API Commandment: Thou Shalt Not Forego Talking to a Person

Listening to an episode of Traffic and Weather yesterday, renewed a concept that John Sheehan(@johnsheehan), founder of Runscope made in an article he wrote for NextWeb back in March. In the post, John walks us through his “Three Commandments for Using Someone Else’s API”, which, after listening to him talk about his story on Episode 8 of Traffic and Weather, I couldn't stop thinking about commandment #2:

Thou Shalt Not Forego Talking to a Person

An open API is a great way to test drive an integration, but it does not absolve you from the responsibility of building a relationship with the provider.

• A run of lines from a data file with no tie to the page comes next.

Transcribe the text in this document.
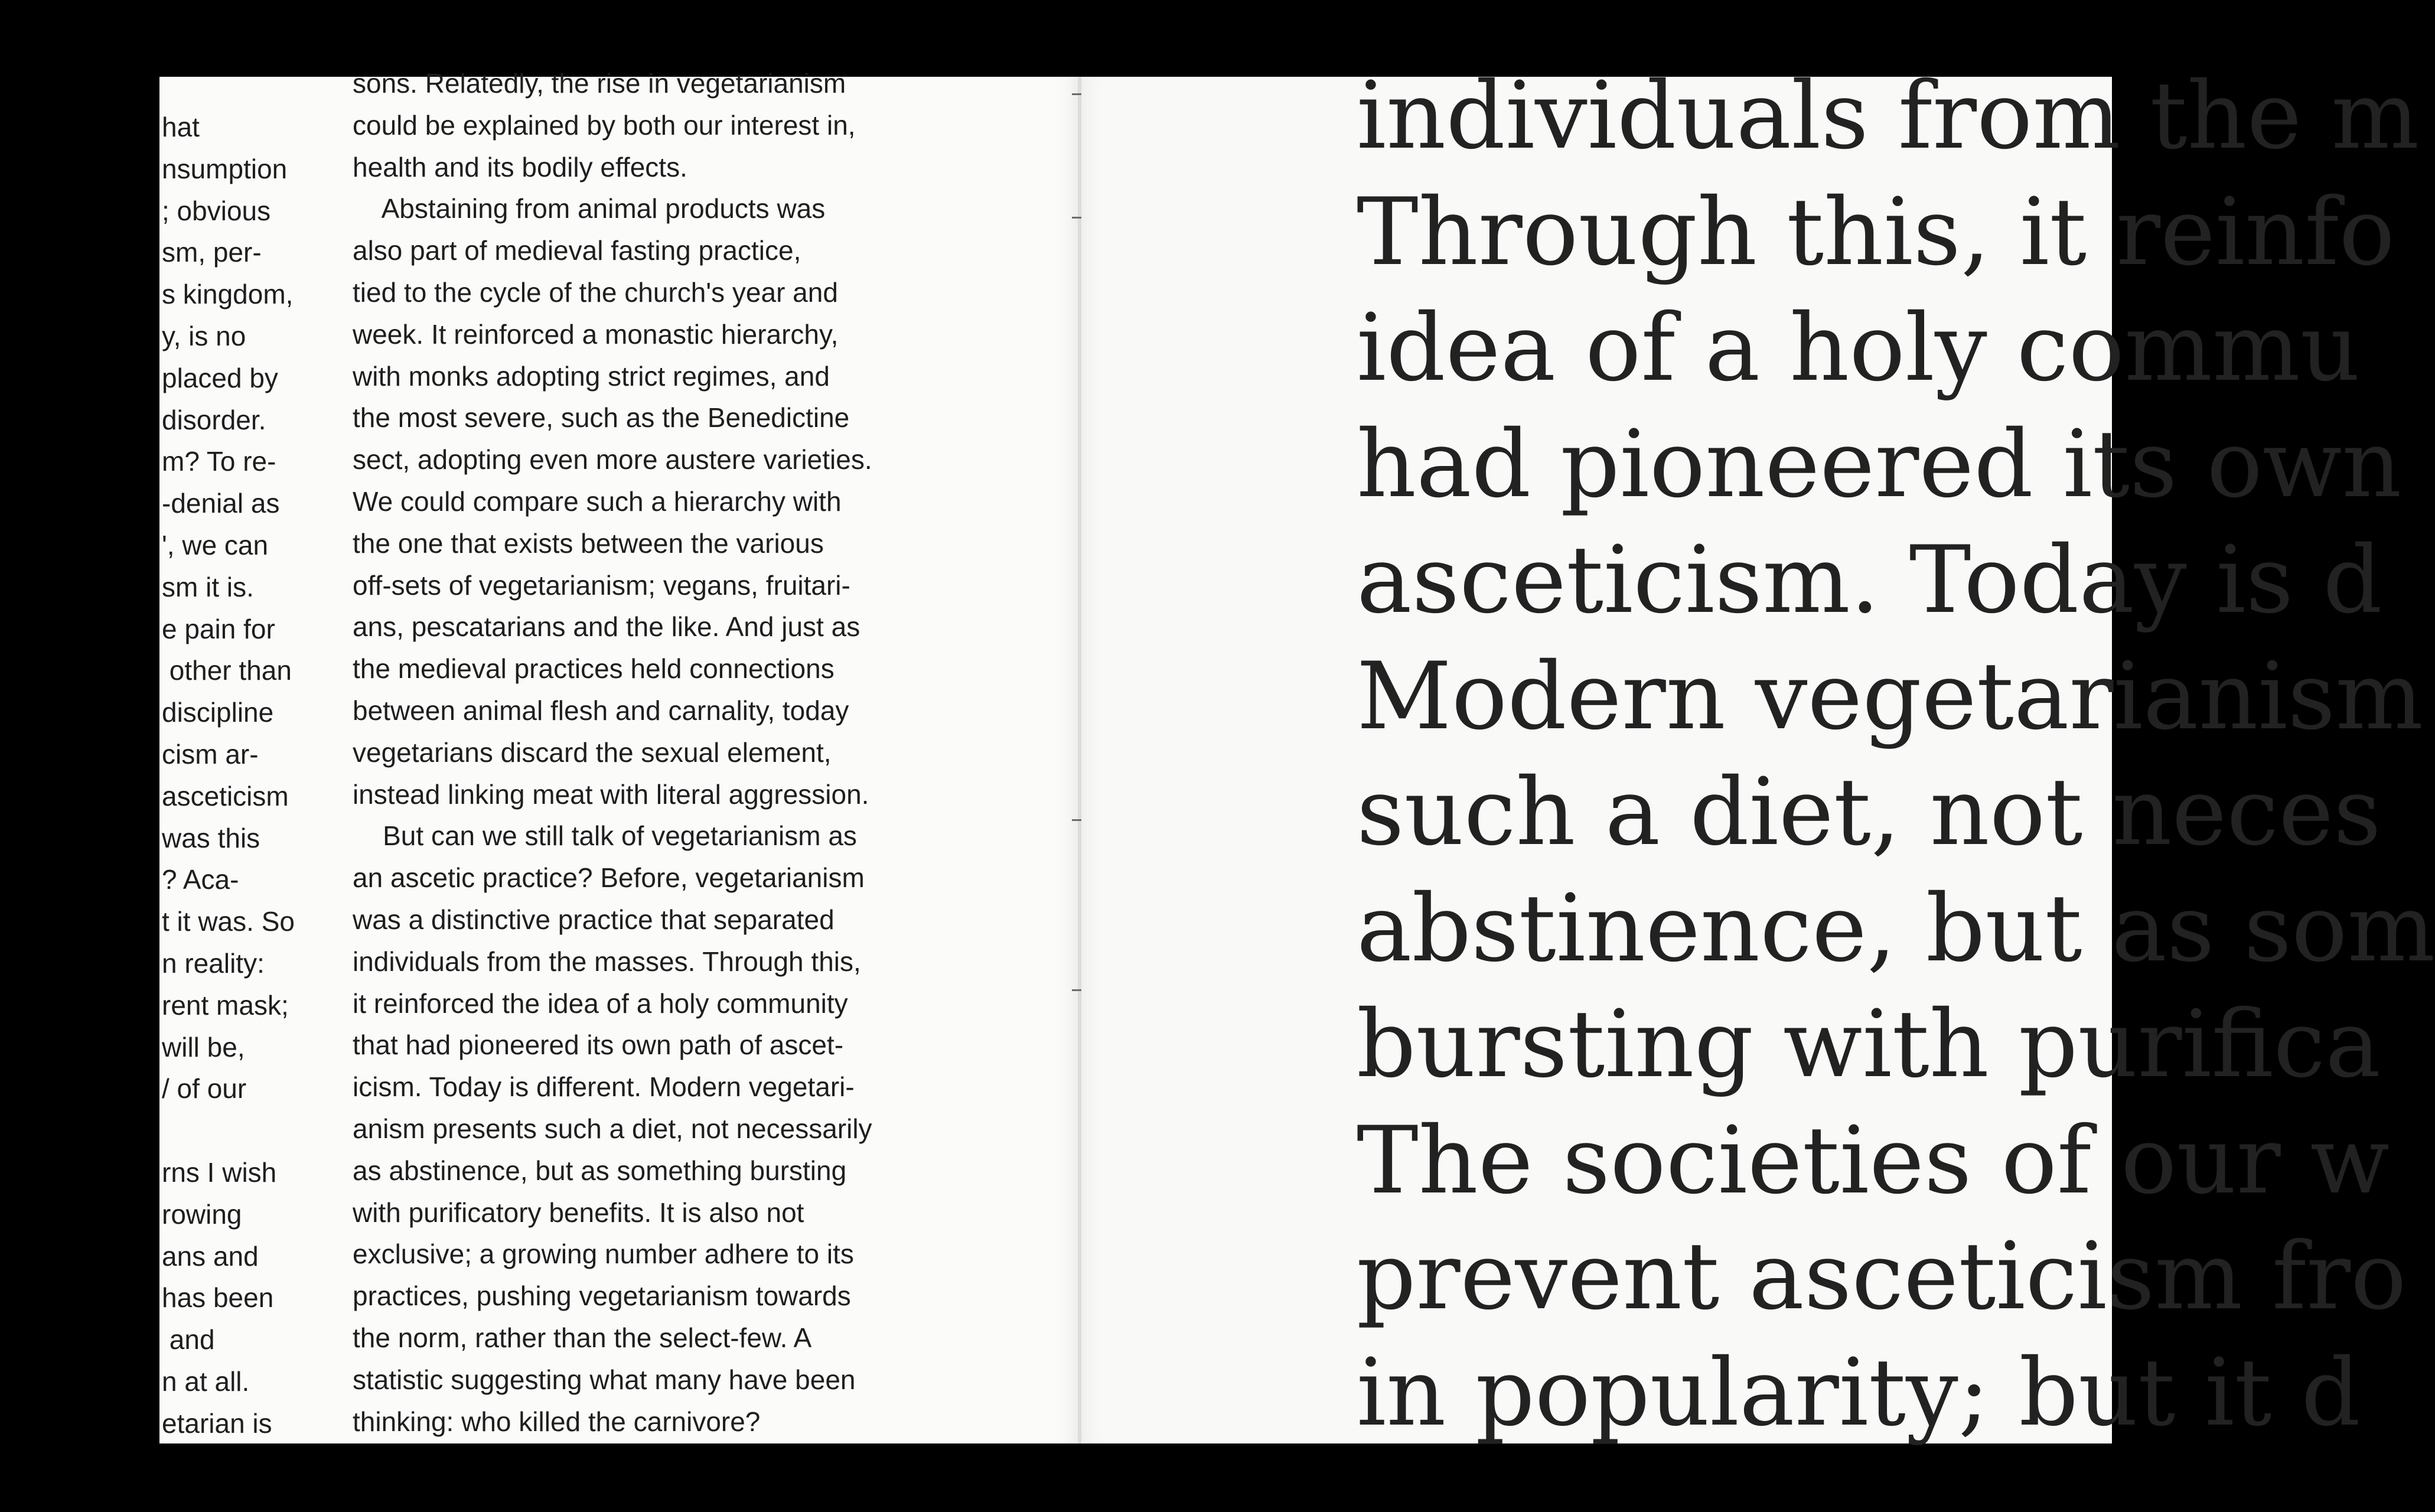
hat
nsumption
; obvious
sm, per-
s kingdom,
y, is no
placed by
disorder.
m? To re-
-denial as
', we can
sm it is.
e pain for
other than
discipline
cism ar-
asceticism
was this
? Aca-
t it was. So
n reality:
rent mask;
will be,
/ of our
rns I wish
rowing
ans and
has been
and
n at all.
etarian is
sons. Relatedly, the rise in vegetarianism
could be explained by both our interest in,
health and its bodily effects.
Abstaining from animal products was
also part of medieval fasting practice,
tied to the cycle of the church's year and
week. It reinforced a monastic hierarchy,
with monks adopting strict regimes, and
the most severe, such as the Benedictine
sect, adopting even more austere varieties.
We could compare such a hierarchy with
the one that exists between the various
off-sets of vegetarianism; vegans, fruitari-
ans, pescatarians and the like. And just as
the medieval practices held connections
between animal flesh and carnality, today
vegetarians discard the sexual element,
instead linking meat with literal aggression.
But can we still talk of vegetarianism as
an ascetic practice? Before, vegetarianism
was a distinctive practice that separated
individuals from the masses. Through this,
it reinforced the idea of a holy community
that had pioneered its own path of ascet-
icism. Today is different. Modern vegetari-
anism presents such a diet, not necessarily
as abstinence, but as something bursting
with purificatory benefits. It is also not
exclusive; a growing number adhere to its
practices, pushing vegetarianism towards
the norm, rather than the select-few. A
statistic suggesting what many have been
thinking: who killed the carnivore?
individuals from the m
Through this, it reinfo
idea of a holy commu
had pioneered its own
asceticism. Today is d
Modern vegetarianism
such a diet, not neces
abstinence, but as som
bursting with purifica
The societies of our w
prevent asceticism fro
in popularity; but it d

If you can’t reach someone, that should be all the reason you need not to use that API.

This commandment comes out of Johns unique experience which spans:

  • Twilio - Experience managing large, successful developer ecosystem
  • IFTTT - Experience being consumer of not just one, but many APIs
  • Runscope - Providing tools that make API developers lives easier

This experiences is what make John’s perspective unique. He doesn’t just understand delivering APIs and managing developers, he knows what it is like to be a developer and consumer of APIs. Which I think makes him either just the right balance or he’s his own worst enemy, not sure--could be both.

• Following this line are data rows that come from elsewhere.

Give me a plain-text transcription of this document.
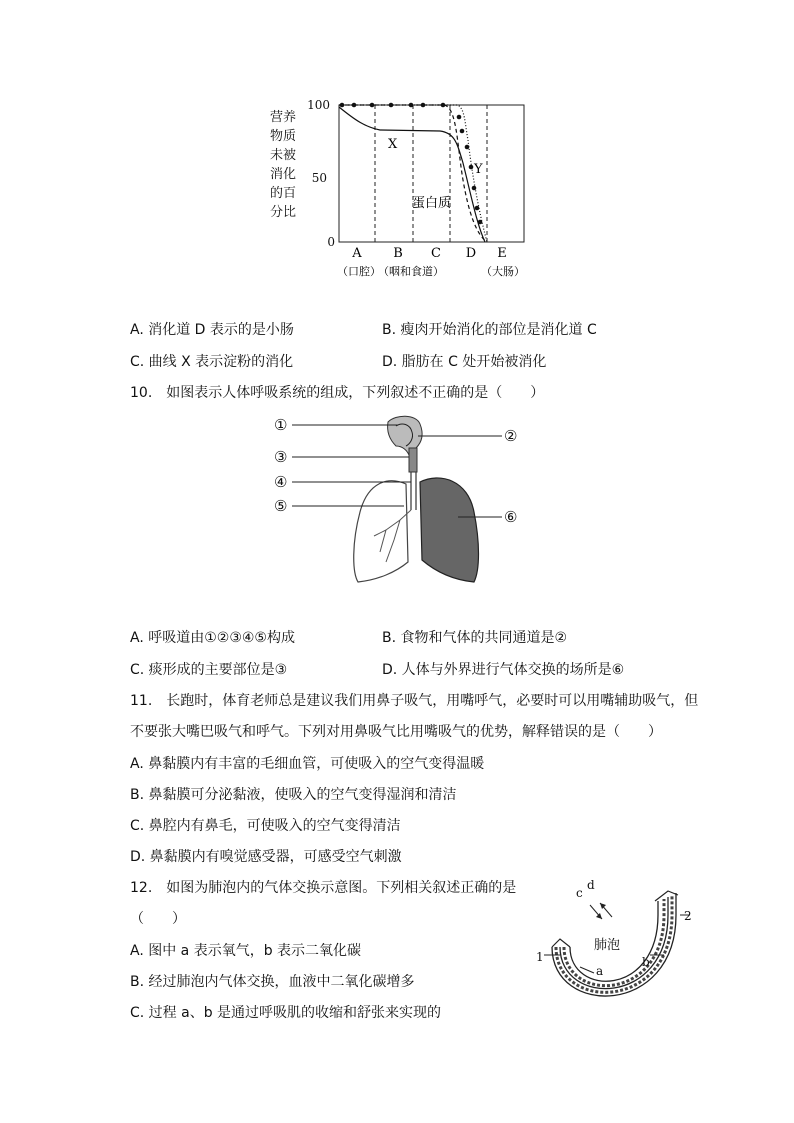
营养
物质
未被
消化
的百
分比
100
50
0
X
Y
蛋白质
A B C D E
（口腔）
（咽和食道）	（大肠）
A. 消化道 D 表示的是小肠	B. 瘦肉开始消化的部位是消化道 C
C. 曲线 X 表示淀粉的消化	D. 脂肪在 C 处开始被消化
10.　如图表示人体呼吸系统的组成，下列叙述不正确的是（　　）
①
②
③
④
⑤
⑥
A. 呼吸道由①②③④⑤构成	B. 食物和气体的共同通道是②
C. 痰形成的主要部位是③	D. 人体与外界进行气体交换的场所是⑥
11.　长跑时，体育老师总是建议我们用鼻子吸气，用嘴呼气，必要时可以用嘴辅助吸气，但
不要张大嘴巴吸气和呼气。下列对用鼻吸气比用嘴吸气的优势，解释错误的是（　　）
A. 鼻黏膜内有丰富的毛细血管，可使吸入的空气变得温暖
B. 鼻黏膜可分泌黏液，使吸入的空气变得湿润和清洁
C. 鼻腔内有鼻毛，可使吸入的空气变得清洁
D. 鼻黏膜内有嗅觉感受器，可感受空气刺激
12.　如图为肺泡内的气体交换示意图。下列相关叙述正确的是
（　　）
A. 图中 a 表示氧气，b 表示二氧化碳
B. 经过肺泡内气体交换，血液中二氧化碳增多
C. 过程 a、b 是通过呼吸肌的收缩和舒张来实现的
肺泡
a
b
c
d
1
2
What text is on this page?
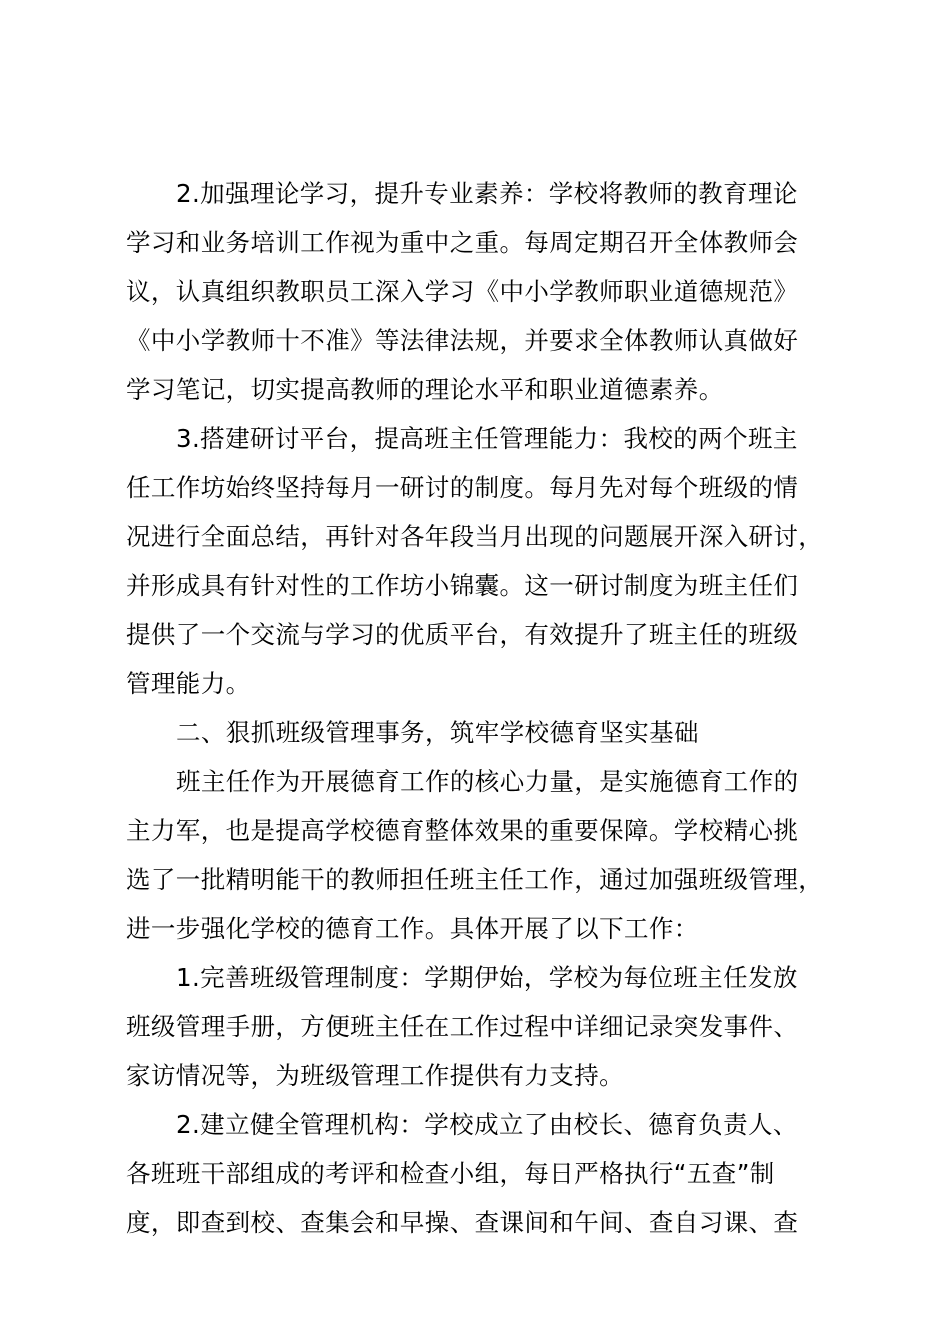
2.加强理论学习，提升专业素养：学校将教师的教育理论
学习和业务培训工作视为重中之重。每周定期召开全体教师会
议，认真组织教职员工深入学习《中小学教师职业道德规范》
《中小学教师十不准》等法律法规，并要求全体教师认真做好
学习笔记，切实提高教师的理论水平和职业道德素养。
3.搭建研讨平台，提高班主任管理能力：我校的两个班主
任工作坊始终坚持每月一研讨的制度。每月先对每个班级的情
况进行全面总结，再针对各年段当月出现的问题展开深入研讨，
并形成具有针对性的工作坊小锦囊。这一研讨制度为班主任们
提供了一个交流与学习的优质平台，有效提升了班主任的班级
管理能力。
二、狠抓班级管理事务，筑牢学校德育坚实基础
班主任作为开展德育工作的核心力量，是实施德育工作的
主力军，也是提高学校德育整体效果的重要保障。学校精心挑
选了一批精明能干的教师担任班主任工作，通过加强班级管理，
进一步强化学校的德育工作。具体开展了以下工作：
1.完善班级管理制度：学期伊始，学校为每位班主任发放
班级管理手册，方便班主任在工作过程中详细记录突发事件、
家访情况等，为班级管理工作提供有力支持。
2.建立健全管理机构：学校成立了由校长、德育负责人、
各班班干部组成的考评和检查小组，每日严格执行“五查”制
度，即查到校、查集会和早操、查课间和午间、查自习课、查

Anyways, regarding John’s commandment: Thou Shalt Not Forego Talking to a Person. In the past I have put a lot of pressure on API providers to consider different potential layers of their API ecosystem, and work hard to have a consistent approach to communicating, supporting and engaging with your developer ecosystem. While this all holds true, and API owners should focus on healthy developer outreach, it is a two sided coin, in which developers are accountable too.

The target audience for API Evangelist is API owners, so I guess my point is that as an API owner you have to craft a healthy communication and support framework, but also explain to developers when they sign up or are getting started, that while you’ll work to support them, it is up to them to step up and meet you halfway.

In the hype fueled tech blogosphere it's easy to take sides, rather than actually discuss the nuances of API ecosystems, and give sustainable advice--something that only comes from domain experts like John Sheehan.